Turkménabad est situé au bord gauche de la rivière Amu Darya; c"est le centre de la partie orientale du Turkménistan et le chef-lieu du velayat de Lebab. Autrefois Turkménabad était connu comme Tchardjou.
Turkménabad est une ville avec un beau nom et un beau passé. Son histoire bimillénaire peut intéresser et frapper même une personne dure et indifférente. Oui, cette ville ne se distinguait jamais par ses dimensions considérables, monuments architecturaux recherchés et sa population importante. Mais tout cela n"a pas d"importance. Ce qui est vraiment important c"est que cette ville, malgré tout ce qui se passait avec elle durant son existence, a tout surmonté, même l"invasion de Gengis Khan avec son armée féroce. Peu de villes ont pu survivre ces invasions, certaines d"elles ont péri pour toujours. Mais pas Tchardjou. Cette ville s"adaptait toujours aux conditions les plus sévères et parfois insurmontable. Et même après la conquête des Mongols, ces bourreaux des villes et des perles de l"architecture, au 13 siècle il a pu renaître de ses cendres. En quoi consiste le secret de sa capacité de survivre? Mais c"est très simple, il n"y a aucun secret. Tout cela s"explique par la disposition Tchardjou. Quelle place est la plus favorable pour une ville ? certainement, c"est le croisement des routes de caravane, qui était longtemps le moyen de communication entre l"Est et l"Ouest, l"Europe et l"Asie. C"est grâce à ce fait que Tchardjou était toujours un endroit nécessaire pour l"existence. De plus, pour les voyageurs éreintés par un chemin difficile, cette oasis dans le désert était cet endroit, où l"on pouvait se cacher de la chaleur épuisante, s"immerger dans la fraîcheur vivifiante et oublier pour un certain temps son chemin. Plus tard les chemins de la Grande Route de la soie ont été oubliés, mais cela n"a pas ruiné la ville. Elle existe jusqu"à nos jours, les gens la connaissent et s"en souviennent d"elle. Et la terre ancienne de Tchardjou garde encore beaucoup de secrets et énigmes.
Il faut dire qu"à présent Tchardjou l"un des objets de visite et de travail de l"expédition internationale "Grande Route de la soie - la route de dialogue". Cette action est la plus importante dans le cadre de la décennie de culture proclamée par l"UNESCO. Son objectif principal est un renouvellement des contacts historiques au nom de l"enrichissement spirituel, l"interaction des cultures et la paix sur la planète.
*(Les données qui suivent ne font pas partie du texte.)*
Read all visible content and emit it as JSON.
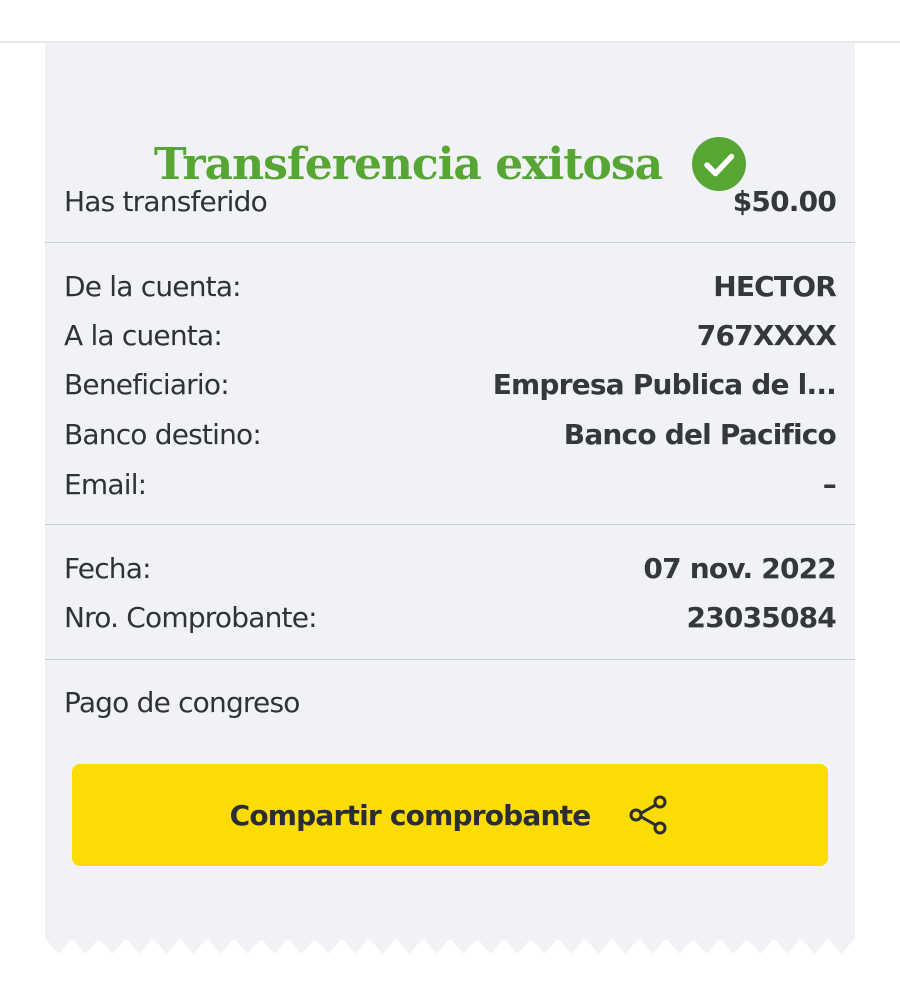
{
  "receipt": {
    "title": "Transferencia exitosa",
    "status_icon": "check-circle-icon",
    "amount": {
      "label": "Has transferido",
      "value": "$50.00"
    },
    "accounts": [
      {
        "label": "De la cuenta:",
        "value": "HECTOR"
      },
      {
        "label": "A la cuenta:",
        "value": "767XXXX"
      },
      {
        "label": "Beneficiario:",
        "value": "Empresa Publica de l..."
      },
      {
        "label": "Banco destino:",
        "value": "Banco del Pacifico"
      },
      {
        "label": "Email:",
        "value": "–"
      }
    ],
    "details": [
      {
        "label": "Fecha:",
        "value": "07 nov. 2022"
      },
      {
        "label": "Nro. Comprobante:",
        "value": "23035084"
      }
    ],
    "note": "Pago de congreso",
    "share_button": {
      "label": "Compartir comprobante",
      "icon": "share-icon"
    }
  },
  "colors": {
    "title_green": "#57a633",
    "button_yellow": "#fbdc05",
    "receipt_background": "#f1f2f5"
  }
}
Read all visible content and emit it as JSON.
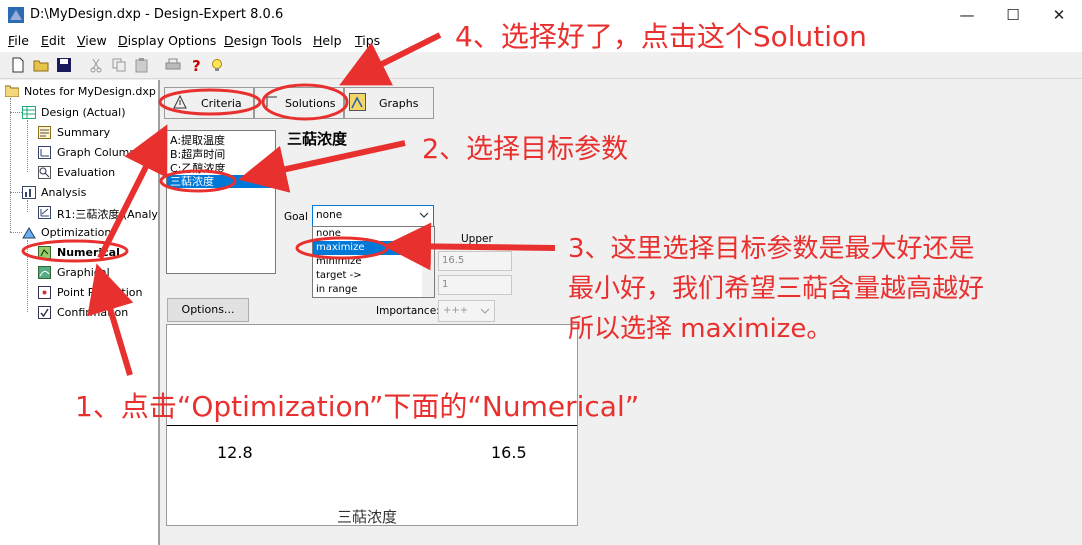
{
  "window": {
    "title": "D:\\MyDesign.dxp - Design-Expert 8.0.6",
    "controls": {
      "minimize": "—",
      "maximize": "☐",
      "close": "✕"
    }
  },
  "menu": [
    "File",
    "Edit",
    "View",
    "Display Options",
    "Design Tools",
    "Help",
    "Tips"
  ],
  "tree": {
    "root": "Notes for MyDesign.dxp",
    "design": "Design (Actual)",
    "summary": "Summary",
    "graph_columns": "Graph Columns",
    "evaluation": "Evaluation",
    "analysis": "Analysis",
    "r1": "R1:三萜浓度 (Analy",
    "optimization": "Optimization",
    "numerical": "Numerical",
    "graphical": "Graphical",
    "point_prediction": "Point Prediction",
    "confirmation": "Confirmation"
  },
  "tabs": {
    "criteria": "Criteria",
    "solutions": "Solutions",
    "graphs": "Graphs"
  },
  "responses": [
    "A:提取温度",
    "B:超声时间",
    "C:乙醇浓度",
    "三萜浓度"
  ],
  "selected_response": "三萜浓度",
  "goal": {
    "label": "Goal",
    "value": "none",
    "options": [
      "none",
      "maximize",
      "minimize",
      "target ->",
      "in range"
    ],
    "highlighted": "maximize"
  },
  "limits": {
    "upper_label": "Upper",
    "upper_value": "16.5",
    "upper_weight": "1"
  },
  "options_button": "Options...",
  "importance": {
    "label": "Importance:",
    "value": "+++"
  },
  "plot": {
    "lower": "12.8",
    "upper": "16.5",
    "label": "三萜浓度"
  },
  "annotations": {
    "step1": "1、点击“Optimization”下面的“Numerical”",
    "step2": "2、选择目标参数",
    "step3": [
      "3、这里选择目标参数是最大好还是",
      "最小好，我们希望三萜含量越高越好",
      "所以选择 maximize。"
    ],
    "step4": "4、选择好了，点击这个Solution"
  },
  "colors": {
    "annotation": "#e8312f",
    "selection": "#0078d7"
  }
}
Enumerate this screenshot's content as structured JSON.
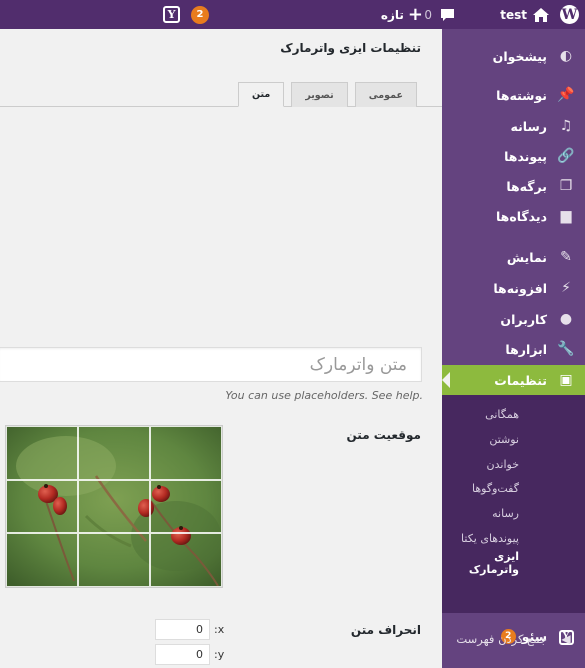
{
  "adminbar": {
    "site_name": "test",
    "comments_count": "0",
    "new_label": "تازه",
    "updates_count": "2"
  },
  "sidebar": {
    "items": [
      {
        "label": "پیشخوان",
        "icon": "dashboard-icon"
      },
      {
        "label": "نوشته‌ها",
        "icon": "pin-icon"
      },
      {
        "label": "رسانه",
        "icon": "media-icon"
      },
      {
        "label": "پیوندها",
        "icon": "link-icon"
      },
      {
        "label": "برگه‌ها",
        "icon": "pages-icon"
      },
      {
        "label": "دیدگاه‌ها",
        "icon": "comments-icon"
      },
      {
        "label": "نمایش",
        "icon": "appearance-icon"
      },
      {
        "label": "افزونه‌ها",
        "icon": "plugins-icon"
      },
      {
        "label": "کاربران",
        "icon": "users-icon"
      },
      {
        "label": "ابزارها",
        "icon": "tools-icon"
      },
      {
        "label": "تنظیمات",
        "icon": "settings-icon"
      }
    ],
    "submenu": [
      "همگانی",
      "نوشتن",
      "خواندن",
      "گفت‌وگوها",
      "رسانه",
      "پیوندهای یکتا",
      "ایزی واترمارک"
    ],
    "seo_label": "سئو",
    "seo_badge": "2",
    "collapse_label": "جمع کردن فهرست"
  },
  "content": {
    "title": "تنظیمات ایزی واترمارک",
    "tabs": [
      "عمومی",
      "تصویر",
      "متن"
    ],
    "text_input_placeholder": "متن واترمارک",
    "help_text": "You can use placeholders. See help.",
    "position_label": "موقعیت متن",
    "offset_label": "انحراف متن",
    "offset_x": "0",
    "offset_y": "0",
    "axis_x": ":x",
    "axis_y": ":y"
  },
  "colors": {
    "adminbar": "#512d6d",
    "sidebar": "#64437f",
    "submenu": "#47285f",
    "accent": "#8dba3e",
    "badge": "#e87c1e"
  }
}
L"ancienne voie commerçante est le premier exemple dans l"histoire de l"humanité des liens stables entre les peuples de deux continents, l"Asie et l"Europe. On examine la possibilité de création du circuit touristique international "Grande Route de la soie", qui passera par Tchardjou.
Aujourd"hui Tchardjou est célèbre par ses cucurbitacées et astrakans. Et cette ville a un grand avenir. Et peut être, dans deux mille ans, nos descendants admirerons cette ville avec une histoire de quatre mille ans.

Nom de la ville.
La ville changeait de nom plusieurs fois. Son ancien nom était Amoul, puis, à partir de la fin du 15 siècle jusqu"à 1924, elle était connue comme Tchardjouy ce qui se traduit du Persan comme "quatre canaux". En 1924-1927 la ville portait le nom Léninsk (Léninsk Turkmène), en 1927 - 1940 - de nouveau Tchardjouy, ensuite on l"a rebaptisé en Tchardjou. En 1992 - 1999 elle a été connue comme Tchardjev. Et enfin, depuis 1999 la ville a commencé à s"appeler Turkménabad.

Population.
Turkménabad est la deuxième ville du Turkménistan (après Achkhabad) par sa population qui compte 234 800 habitants.

Climat.
Le climat de cette ville du Turkménistan est nettement continental, sec, avec des fluctuations de température journalières et annuelles considérables. L"hiver est chaud, l"été - torride. La plus haute température moyenne est enregistrée en juillet (+32,2 °). Le mois le plus froid - le janvier. Les précipitations atmosphériques oscillent entre 70 et 120 mm par an, dans les montagnes - jusqu"à 350 mm. La réserve naturelle Repetek tient la première place dans le pays par les températures supérieures d"été. On a fixé ici le maximum absolu - 50°C à l"ombre.

Histoire de Tchardjou.
L"histoire de Turkménabad commence par l"histoire de l"ancienne ville d"Amoul qui date du 3 siècle avant J.C. Elle a apparu grâce à la Grande Route de la soie, au croisement de laquelle la ville se situait. À propos, c"est Amoul qui a donné son nom au fleuve Amu Darya, ce qui se traduit comme le fleuve d"Amou. Avant ce fleuve s"appelait Oxus. Au 1-4 siècles Amoul faisait partie du Royaume Kouchan, ce qui se confirme par les pièces de cuivre trouvées ici par les archéologues. Après la désagrégation de l"État des Kouchans, Amoul devient indépendant, mais pas pour longtemps: bientôt, il est devenu partie du Califat Arabe. À cette époque-là, au dire des historiens arabes, Амуль était un centre intellectuel important, qui “forma beaucoup de savants”.
Aux 9-10 siècles la ville se développe grâce à sa situation favorable au croisement des voies commerçantes qui devenaient de plus en plus animées. Plus tard, elle tombe sous l"influence du plus grand État de l"Orient, celui de Khoresm. Cette période peut être considérée comme la plus importante dans l"histoire d"Amoul: il atteint son plus grand essor.
Le 13 siècles était plein de difficultés et de souffrances. L"armée de Gengis Khan fait irruption dans le Khoresm. En 1221 Amoul a été pris d"assaut et ruiné. Cependant, cela n"a pas arrêté le développement du commerce et des métiers en ville.
Au début du 16 siècles Amoul faisait partie de l"État Ouzbek de Cheybanikhan, plus tard - de l"Émirat de Boukhara. C"est à cette époque que Amoul se transforme en Tchahar-djouy (ou Tchardjouy), ce qui se traduit comme "quatre lits de rivière". D"ici son autre nom - Tchardjou.
L"Émirat de Boukhara dont la ville faisait partie, était un État féodal.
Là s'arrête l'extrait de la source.